自己放棄の傾向がある人は、他人からの承認を強く求めます。また完璧主義者をめざし、本当の自分は隠します。そして不快な感情を抑圧することも多いです。
詳しくは前回の記事をお読みくださいね。『自分を放棄してるってこと気づいてる?』
自己放棄を手放す3つ目のステップ
「ノーと言うことを学ぶ」
前回はステップ1「自分の気持ち(ニーズと感情)につながる」とステップ2「セルフコンパッションを実践する」について説明しましたね。
3つ目のステップは「ノーと言うことを学ぶ」ことです。
このステップは、正確に言うと、自分がノー(私は嫌だ、そうじゃないなど)と言いたい時にはそう言い、自分がイエス(それがいいなど)と言いたい時にはそう言う自分になるためのステップです。
自己放棄の傾向を持っている人は、小さい頃から親や周りの人に対して、ノー(そう思わない、とかそれは嫌だ、ということ)を言わず、相手に合わせることでサバイバルしてきた人が多いはずです。
あなたはどうでしたか?お父さんやお母さんに「それは違う」とか「こっちがいい」などとはっきり言うことをあきらめてきませんでしたか?
その理由は、本当の自分を出すと、親をがっかりさせたり怒らせたりと、辛いことが起こったからというのが大半です。
「イエス」と反応する前に
あなたに理解してほしいのは、自分が思う気持ちやニーズを相手に伝えることは自然なコミュニケーションだということです。

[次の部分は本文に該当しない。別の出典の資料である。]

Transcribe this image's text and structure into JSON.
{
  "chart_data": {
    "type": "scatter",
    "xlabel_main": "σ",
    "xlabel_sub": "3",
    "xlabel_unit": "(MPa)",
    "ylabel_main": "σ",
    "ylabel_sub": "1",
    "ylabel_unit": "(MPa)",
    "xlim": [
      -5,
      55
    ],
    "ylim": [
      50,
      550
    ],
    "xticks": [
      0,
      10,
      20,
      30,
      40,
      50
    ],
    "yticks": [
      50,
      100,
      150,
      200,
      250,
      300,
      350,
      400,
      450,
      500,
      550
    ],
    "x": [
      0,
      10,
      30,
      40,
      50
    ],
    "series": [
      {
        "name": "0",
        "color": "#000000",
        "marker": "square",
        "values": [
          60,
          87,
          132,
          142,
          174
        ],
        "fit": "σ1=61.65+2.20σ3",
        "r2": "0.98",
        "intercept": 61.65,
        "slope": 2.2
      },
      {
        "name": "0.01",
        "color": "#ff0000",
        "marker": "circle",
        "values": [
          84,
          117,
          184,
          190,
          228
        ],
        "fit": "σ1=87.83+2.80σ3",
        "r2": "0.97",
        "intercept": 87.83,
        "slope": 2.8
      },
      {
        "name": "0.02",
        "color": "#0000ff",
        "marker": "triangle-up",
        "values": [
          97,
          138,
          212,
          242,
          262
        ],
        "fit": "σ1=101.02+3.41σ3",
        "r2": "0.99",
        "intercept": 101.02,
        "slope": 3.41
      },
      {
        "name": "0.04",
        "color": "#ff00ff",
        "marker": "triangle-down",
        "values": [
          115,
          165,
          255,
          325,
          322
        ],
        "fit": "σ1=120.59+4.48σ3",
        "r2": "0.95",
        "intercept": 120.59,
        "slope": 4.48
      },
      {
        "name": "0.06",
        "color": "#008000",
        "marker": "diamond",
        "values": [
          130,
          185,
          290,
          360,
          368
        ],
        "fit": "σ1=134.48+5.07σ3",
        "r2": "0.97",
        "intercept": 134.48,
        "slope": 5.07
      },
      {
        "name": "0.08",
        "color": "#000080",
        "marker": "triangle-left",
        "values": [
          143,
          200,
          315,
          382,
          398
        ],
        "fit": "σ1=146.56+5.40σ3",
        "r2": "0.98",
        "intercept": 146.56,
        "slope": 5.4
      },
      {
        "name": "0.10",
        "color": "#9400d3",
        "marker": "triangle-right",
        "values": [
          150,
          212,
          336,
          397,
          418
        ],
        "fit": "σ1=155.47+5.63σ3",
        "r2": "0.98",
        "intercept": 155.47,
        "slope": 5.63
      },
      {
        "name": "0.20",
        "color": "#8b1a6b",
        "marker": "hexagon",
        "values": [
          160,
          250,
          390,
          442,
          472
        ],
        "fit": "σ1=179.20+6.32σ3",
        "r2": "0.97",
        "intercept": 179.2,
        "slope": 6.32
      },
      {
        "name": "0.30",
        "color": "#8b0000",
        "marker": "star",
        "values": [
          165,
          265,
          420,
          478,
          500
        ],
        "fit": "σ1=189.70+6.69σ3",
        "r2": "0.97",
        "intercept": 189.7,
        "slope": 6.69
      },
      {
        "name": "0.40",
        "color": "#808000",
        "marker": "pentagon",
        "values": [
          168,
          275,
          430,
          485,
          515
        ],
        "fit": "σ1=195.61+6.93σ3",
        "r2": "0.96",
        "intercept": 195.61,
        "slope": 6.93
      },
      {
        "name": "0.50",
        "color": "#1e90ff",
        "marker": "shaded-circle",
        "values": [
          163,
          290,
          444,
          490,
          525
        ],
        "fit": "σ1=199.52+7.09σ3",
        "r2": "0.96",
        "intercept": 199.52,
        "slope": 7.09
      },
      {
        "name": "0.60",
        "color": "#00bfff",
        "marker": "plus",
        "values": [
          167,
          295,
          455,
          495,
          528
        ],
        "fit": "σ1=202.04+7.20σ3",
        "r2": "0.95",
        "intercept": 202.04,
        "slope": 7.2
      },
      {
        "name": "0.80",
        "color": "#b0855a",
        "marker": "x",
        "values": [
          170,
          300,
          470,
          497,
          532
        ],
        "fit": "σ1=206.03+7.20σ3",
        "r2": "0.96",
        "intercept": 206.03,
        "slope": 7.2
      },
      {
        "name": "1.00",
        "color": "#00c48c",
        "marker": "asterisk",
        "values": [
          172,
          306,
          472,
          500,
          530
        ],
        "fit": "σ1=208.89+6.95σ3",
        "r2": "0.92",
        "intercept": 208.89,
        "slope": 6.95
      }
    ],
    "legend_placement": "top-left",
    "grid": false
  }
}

ステップ1の「自分の気持ち(ニーズと感情)につながる」を思い出してください。
自分自身に「どんな時に嬉しく感じる?」「好きなもの・ことは?」「嫌いなもの・ことは何?」「ほしいものは?」「ほしくないものは?」などと問いかけ、自分の内面を見つめる時間やスペースを割きましょう、とお勧めしましたね。『他人軸の生き方から回復するために』
ステップ1で、自分の気持ちや自分が人生で大切なものがわかるようになってきたなら、そのことについてもっと表現していきましょう。イエスでもノーでも、自分が思うことや感じることを言ってもいいんですよ。
あなたが「それは違う」(ノー)と言ったからという理由だけで、誰かがあなたから去っていくことはありません。(子どもの頃のあなたの親はそうだったかもしれませんが・・・)
あなたが今信頼し、大切に思う人たちは、あなたが自分らしく幸せであることを受け入れてくれます。あなたをコントロールしたいから、ではなく、ただあなたであることをサポートしてくれる、そんな人たちのはずです。
日常の小さなことから始める
だから安心して、日常の小さなことで、あえてノーと言うことを練習しましょう。
あえてノーと言うのは、あなたの中に「自分はどうしたい」とか「自分はどう思う」というプロセスが存在しない場合が考えられるからです。そんな風に自分のニーズをすっ飛ばしてしまうクセをつけている、と言えます。
例えば、こんな風に練習してみましょう。
誰かから「今日はピザなんてどう?」と言われた時に、「いいわね」という代わりに「ピザは嫌だわ」「ピザは食べたくない」と言います。
即座に「嫌だ」という練習です。言い方はいろいろ。「ピザの気分じゃないわ」とか。
もちろん、あなたの頭の中では「ピザだって別にいいわ」と思っているかもしれません。それでも、即座に「イエス」と言ってしまう前に、自分の心の中をさぐってみてください。「本当にあなたが食べたいものはなあに?」と自問してみることが必要です。
相手の気分や都合も考えなきゃ、だから自分の気分はないことにしなきゃ・・・なーんて言う「古いクセ」から脱していきましょう。
イエスとノーの中間ステップ
即座に言えない場合
それでも、いきなり「ノー」ということは難しいと思うかもしれません。その場合は、中間のステップを取ることができます。
例えば「ちょっと考えさせて、決まったら返事するから待ってて」などと答えればいいですよね。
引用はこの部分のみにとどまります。